Electrodynamics of the planar model: Its phase diagram, continuum limit, and mass spectrum

Abstract

We consider the lattice version of the Abelian Higgs model in 1 + 1 dimensions with the Higgs field constrained to have a constant length. In statistical-mechanics terminology this is the planar Heisenberg model coupled to the electromagnetic field. Both the Euclidean Lagrangian and Minkowski Hamiltonian formulations of this lattice gauge theory are used to study its phase diagram, continuum limit, and mass spectrum. The theory contains two dimensionless coupling constants: $\kappa$, the length of the local spin variable, and $x={\left(2\mathrm{}{g}^2 a^2\right)}^{-1\mathrm{}}$, where $g$ is the electrodynamic coupling and $a$ is the lattice spacing.
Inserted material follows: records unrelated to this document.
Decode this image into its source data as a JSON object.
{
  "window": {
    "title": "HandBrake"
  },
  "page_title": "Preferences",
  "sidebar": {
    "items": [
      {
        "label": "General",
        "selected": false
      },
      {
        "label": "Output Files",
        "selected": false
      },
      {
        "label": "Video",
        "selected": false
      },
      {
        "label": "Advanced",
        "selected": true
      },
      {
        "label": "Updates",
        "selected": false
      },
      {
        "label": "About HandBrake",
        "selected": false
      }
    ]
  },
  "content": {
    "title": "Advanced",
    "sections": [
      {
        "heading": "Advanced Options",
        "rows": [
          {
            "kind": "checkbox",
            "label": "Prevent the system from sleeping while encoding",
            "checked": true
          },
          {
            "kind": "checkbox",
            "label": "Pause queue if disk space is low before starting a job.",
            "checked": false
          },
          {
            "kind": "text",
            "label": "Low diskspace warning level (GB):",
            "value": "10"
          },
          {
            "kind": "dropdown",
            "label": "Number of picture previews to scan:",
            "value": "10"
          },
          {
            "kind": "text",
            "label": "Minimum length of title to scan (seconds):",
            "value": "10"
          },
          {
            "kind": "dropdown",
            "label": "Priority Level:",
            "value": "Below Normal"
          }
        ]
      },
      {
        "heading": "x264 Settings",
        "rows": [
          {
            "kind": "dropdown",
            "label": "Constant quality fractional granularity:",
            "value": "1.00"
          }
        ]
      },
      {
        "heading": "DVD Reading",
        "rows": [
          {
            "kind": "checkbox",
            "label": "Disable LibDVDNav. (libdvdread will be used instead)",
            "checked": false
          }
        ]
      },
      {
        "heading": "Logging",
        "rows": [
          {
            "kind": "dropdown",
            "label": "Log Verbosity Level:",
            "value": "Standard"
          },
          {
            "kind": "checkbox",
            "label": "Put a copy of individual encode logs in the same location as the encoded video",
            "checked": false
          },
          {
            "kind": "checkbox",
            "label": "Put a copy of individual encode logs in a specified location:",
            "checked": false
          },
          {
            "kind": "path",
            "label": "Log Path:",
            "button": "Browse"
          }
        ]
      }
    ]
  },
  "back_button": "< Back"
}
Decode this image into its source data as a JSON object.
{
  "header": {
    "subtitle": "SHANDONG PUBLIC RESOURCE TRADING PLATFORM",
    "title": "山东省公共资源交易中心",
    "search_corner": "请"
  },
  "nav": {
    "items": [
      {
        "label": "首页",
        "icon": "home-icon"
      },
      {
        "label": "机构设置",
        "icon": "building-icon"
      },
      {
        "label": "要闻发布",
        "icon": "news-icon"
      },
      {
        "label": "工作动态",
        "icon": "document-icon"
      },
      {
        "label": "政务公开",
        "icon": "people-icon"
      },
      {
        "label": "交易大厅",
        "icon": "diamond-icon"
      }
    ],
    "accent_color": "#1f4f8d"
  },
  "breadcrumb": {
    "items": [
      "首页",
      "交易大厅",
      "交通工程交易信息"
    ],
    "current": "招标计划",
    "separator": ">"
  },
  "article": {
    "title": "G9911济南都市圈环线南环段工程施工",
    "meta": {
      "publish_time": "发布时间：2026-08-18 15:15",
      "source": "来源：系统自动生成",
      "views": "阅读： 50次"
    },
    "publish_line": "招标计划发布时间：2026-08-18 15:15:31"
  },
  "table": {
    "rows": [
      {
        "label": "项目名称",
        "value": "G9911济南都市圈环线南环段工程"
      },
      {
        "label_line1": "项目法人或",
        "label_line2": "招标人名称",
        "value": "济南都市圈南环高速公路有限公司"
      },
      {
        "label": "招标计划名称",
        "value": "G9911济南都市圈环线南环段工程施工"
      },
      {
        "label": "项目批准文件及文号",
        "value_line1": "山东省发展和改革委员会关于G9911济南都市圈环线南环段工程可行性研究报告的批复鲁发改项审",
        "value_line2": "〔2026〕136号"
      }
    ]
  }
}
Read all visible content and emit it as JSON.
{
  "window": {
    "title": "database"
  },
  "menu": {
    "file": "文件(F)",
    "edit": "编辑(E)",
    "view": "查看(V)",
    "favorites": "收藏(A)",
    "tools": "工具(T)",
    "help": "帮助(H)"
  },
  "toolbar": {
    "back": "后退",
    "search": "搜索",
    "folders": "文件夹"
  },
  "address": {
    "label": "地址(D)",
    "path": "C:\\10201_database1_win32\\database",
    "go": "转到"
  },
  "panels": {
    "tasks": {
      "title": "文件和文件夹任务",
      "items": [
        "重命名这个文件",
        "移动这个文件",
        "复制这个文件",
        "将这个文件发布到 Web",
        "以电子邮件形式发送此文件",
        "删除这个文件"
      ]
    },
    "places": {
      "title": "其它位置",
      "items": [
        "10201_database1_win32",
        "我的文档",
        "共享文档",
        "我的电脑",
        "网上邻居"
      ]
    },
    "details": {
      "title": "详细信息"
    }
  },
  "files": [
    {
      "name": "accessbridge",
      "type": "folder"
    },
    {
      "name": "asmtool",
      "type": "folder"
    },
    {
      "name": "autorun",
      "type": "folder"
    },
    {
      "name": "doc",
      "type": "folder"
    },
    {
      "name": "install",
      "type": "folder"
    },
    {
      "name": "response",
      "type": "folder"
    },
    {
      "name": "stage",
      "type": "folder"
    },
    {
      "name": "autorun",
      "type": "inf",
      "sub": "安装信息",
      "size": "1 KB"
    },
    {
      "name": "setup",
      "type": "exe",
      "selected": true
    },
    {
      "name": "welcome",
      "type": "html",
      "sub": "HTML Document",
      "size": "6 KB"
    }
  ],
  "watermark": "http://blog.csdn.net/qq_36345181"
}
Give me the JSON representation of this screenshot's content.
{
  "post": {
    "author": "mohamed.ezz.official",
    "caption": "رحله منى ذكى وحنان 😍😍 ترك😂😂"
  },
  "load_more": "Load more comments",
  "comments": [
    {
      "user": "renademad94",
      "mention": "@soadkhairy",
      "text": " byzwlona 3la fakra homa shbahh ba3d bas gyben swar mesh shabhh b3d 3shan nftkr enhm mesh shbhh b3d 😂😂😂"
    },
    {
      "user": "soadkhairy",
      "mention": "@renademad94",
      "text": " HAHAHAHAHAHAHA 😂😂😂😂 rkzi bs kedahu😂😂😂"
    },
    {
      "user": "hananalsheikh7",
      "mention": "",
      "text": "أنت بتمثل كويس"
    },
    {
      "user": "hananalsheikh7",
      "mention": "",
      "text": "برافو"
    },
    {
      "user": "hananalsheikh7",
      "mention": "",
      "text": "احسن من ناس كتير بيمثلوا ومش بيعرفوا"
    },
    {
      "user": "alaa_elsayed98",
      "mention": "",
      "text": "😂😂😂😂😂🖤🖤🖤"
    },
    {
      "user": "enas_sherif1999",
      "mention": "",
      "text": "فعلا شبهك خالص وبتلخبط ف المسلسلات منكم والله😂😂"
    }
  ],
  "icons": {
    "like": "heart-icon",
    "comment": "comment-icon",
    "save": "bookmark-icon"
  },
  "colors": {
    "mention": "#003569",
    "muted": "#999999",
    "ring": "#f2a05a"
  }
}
We find that the theory confines charges for all $\kappa$ and fixed, finite $x$. However, in the continuum limit ($a\to 0$) the theory loses its confinement property and exhibits the Higgs mechanism for ${\kappa }^2>{{\kappa }_c}^2$. The critical point ${{\kappa }_c}^2$ is estimated to lie between 0.6 and 0.8. If ${\kappa }^2<{{\kappa }_c}^2$, the continuum limit of the theory retains its confining property and appears to be simply the free electromagnetic field (a confining linear potential).